Research data systems integration and interoperability

Driven by research impact, reporting and collaboration, this aspect of Research Data Spring aims to encourage ideas where systems that are used across the research information management and research data management processes are enhanced. The aim would be for tools and solutions to be developed and proto-typed that ease connections and interoperability to support research data management. Relevant systems can include repositories for active data management, current research information management systems and archival and preservation systems, systems that are interoperable with publishing platforms may also be in scope. There are standards and identifiers that come to the fore here and should be considered, such as CERIF, ORCID, DOIs, DataCite, OAIS etc. Universities and disciplinary groups have different systems choices and where there are systems that don’t easily support interoperability or where there are tools that can enhance the processes for research data between them we are keen for ideas to find solutions. Through Research Data Spring we aim to bring some good solutions to the forefront that can make a difference to as many universities and research stakeholders as possible.

Research data analytics

Research data analytics is still an inchoate area within the research data lifecycle. Its applications can be twofold – firstly analysing the impact of research data whereby metrics and altmetrics could be developed. The Knowledge Exchange report The Value of Research Data: Metrics for datasets from a cultural and technical point of view emphasizes the virtuous circle relationship between data metrics and data sharing, both being key areas that we are addressing here. The report identifies that developing metrics for research data impact is still in its very early stages and calls for a reward system that would include data metrics. Secondly, we are aiming to address the issues relating to the tools for analysing large data sets. Whilst there are large scale initiatives like Digging into Data that explore tools for big data analysis, within Research Data Spring we are interested in tools that can be used more widely and deployed across disciplines.

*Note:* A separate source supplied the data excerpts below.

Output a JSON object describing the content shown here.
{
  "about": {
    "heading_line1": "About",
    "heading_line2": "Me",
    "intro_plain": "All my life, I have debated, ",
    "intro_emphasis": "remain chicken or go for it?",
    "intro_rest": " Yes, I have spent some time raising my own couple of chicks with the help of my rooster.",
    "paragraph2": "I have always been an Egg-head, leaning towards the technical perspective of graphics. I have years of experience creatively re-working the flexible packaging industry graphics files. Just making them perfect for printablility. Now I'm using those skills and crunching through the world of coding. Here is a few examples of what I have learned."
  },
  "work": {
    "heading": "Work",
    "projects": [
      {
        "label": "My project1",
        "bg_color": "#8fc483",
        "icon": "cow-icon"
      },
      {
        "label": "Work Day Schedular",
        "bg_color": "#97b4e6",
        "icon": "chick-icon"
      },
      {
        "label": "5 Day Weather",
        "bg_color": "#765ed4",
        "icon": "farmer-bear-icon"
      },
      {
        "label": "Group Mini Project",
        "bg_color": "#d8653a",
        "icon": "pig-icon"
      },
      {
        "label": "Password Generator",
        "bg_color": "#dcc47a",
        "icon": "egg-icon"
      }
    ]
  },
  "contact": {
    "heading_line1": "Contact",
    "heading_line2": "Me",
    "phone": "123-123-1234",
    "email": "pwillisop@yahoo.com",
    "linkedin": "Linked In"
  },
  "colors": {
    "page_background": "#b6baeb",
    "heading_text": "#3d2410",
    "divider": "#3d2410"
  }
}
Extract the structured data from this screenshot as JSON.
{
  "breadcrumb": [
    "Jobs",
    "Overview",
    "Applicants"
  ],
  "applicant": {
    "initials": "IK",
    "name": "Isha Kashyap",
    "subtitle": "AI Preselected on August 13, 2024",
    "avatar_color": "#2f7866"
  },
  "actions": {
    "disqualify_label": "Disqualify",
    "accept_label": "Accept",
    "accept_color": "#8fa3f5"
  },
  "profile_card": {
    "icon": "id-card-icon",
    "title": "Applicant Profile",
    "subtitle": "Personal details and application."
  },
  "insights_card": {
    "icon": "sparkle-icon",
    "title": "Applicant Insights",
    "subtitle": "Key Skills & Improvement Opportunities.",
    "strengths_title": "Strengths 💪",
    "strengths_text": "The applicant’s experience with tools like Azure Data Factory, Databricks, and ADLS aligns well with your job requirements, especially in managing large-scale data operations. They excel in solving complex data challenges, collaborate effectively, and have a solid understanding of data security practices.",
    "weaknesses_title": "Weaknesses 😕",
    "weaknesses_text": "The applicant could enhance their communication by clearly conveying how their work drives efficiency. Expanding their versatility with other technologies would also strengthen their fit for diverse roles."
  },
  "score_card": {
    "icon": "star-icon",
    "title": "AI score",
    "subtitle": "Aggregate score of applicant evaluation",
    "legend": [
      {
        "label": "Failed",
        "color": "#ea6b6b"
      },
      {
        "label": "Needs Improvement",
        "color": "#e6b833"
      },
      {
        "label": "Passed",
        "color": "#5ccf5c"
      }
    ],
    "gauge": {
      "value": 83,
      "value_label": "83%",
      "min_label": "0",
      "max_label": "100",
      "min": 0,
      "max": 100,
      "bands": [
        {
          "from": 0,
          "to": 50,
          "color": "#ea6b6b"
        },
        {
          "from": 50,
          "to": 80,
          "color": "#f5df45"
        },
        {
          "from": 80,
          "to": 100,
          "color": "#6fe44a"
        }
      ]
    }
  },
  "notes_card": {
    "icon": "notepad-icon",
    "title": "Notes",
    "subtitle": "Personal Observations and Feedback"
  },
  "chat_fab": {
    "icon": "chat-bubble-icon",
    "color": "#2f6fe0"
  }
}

Within the Research Data Spring we are interested in finding new uses and benefits of big data analytics for research, the research lifecycle and also approaches related to the impact and use of research data.

Shared research data services

This aspect of the Research Data Spring is not standalone, but, rather, it should be considered as an objective that can be achieved in ideas proposed under one or more of the first four strands. We are encouraging ideas that have robust use cases and that can be proto-typed to be tested for feasibility. These could range from locally shared services to ideas for nationally shared services. There are significant national and international shared services, such as the UK Research Data Discovery project, the Dryad repository, Sherpa/Juliet, the Registry of Research Data Repositories (re3data.org), Data Bib and others. We would hope to see projects seek to work with these where possible.

Before submitting, we want you to stop for a moment and think: if you had no limits in terms of money, skills and time, what would you do to make the deposit and reuse of data for you as seamless as possible. Think big! Then think what might be feasible.